Dit stukje over wat we missen op de werkvloer sluit ik af met de opmerkingen van twee deelnemers.

  • leren is niet hetzelfde als onderwijs: buiten school en al doende is er meer te leren dan de school ooit kan aanbieden. Daarom moeten schoolboeken voor deze leerlingen blanco pagina’s bevatten waar zij zelf op kunnen schrijven “wat zij vinden dat er te leren valt”.

  • hoogbegaafde leerlingen hebben zowel voor hun cognitieve als hun sociale en emotionele ontwikkeling behoefte aan omgang met ‘peers’ en dus zeker niet voldoende aan een ‘internet Academie’ vanuit de universiteiten.

Extra dimensie

Met deze derde workshop kreeg de uitwisselingsdag van experts van hoogbegaafdheid voor mij een extra dimensie.

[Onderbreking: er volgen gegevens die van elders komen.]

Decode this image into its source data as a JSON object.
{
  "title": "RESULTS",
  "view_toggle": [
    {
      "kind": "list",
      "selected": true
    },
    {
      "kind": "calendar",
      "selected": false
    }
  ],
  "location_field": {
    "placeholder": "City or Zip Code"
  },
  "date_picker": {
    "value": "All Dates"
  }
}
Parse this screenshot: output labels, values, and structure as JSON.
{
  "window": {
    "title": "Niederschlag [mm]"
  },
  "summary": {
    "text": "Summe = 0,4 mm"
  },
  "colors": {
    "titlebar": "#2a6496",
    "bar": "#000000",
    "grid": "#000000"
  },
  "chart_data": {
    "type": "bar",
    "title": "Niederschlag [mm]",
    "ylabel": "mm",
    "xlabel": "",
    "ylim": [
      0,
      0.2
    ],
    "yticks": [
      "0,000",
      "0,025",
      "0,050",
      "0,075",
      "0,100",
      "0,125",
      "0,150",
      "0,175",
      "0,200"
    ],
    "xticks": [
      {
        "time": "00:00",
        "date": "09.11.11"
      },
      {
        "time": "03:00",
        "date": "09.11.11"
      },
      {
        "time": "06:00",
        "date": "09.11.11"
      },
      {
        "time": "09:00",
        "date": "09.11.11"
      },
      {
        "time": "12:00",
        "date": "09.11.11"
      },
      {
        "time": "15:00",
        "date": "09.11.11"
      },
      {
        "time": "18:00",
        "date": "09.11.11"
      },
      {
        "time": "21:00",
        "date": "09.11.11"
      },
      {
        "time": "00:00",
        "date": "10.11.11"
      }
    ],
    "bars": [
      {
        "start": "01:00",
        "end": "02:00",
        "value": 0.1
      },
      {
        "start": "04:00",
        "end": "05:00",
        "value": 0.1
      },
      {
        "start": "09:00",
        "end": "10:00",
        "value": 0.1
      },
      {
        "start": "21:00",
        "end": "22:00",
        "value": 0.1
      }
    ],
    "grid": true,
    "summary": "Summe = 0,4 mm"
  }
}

Vanuit onze eigen kennis en ervaring hebben we de grenzen van het gebruikelijke onderwijsaanbod verkend en bekeken hoe we die grenzen kunnen verleggen ten gunste van hoogbegaafden. Want juist dit laatste is heel hard nodig.
In het advies van mei 2004 van de Onderwijsraad “Hoe kan onderwijs meer betekenen voor jongeren?” staat niet voor niets: “Hoe goed het onderwijs echter ook is ingericht, het loopt een keer tegen de grenzen van het eigen kunnen aan. Sommige leerlingen zijn gezegend met buitengewone talenten die de grenzen van het gebruikelijke onderwijsaanbod te boven gaan. Grenzen kun je echter verleggen.”

Riel, 22 september 2006

Voor het advies van Onderwijsraad: www.onderwijsraad.nl doorklikken naar publicaties, adviezen en 2004

Voor rapport van Innovatiecommissie: www.innovatieplatform.nl, doorklikken naar projecten en daarna naar Leren excelleren.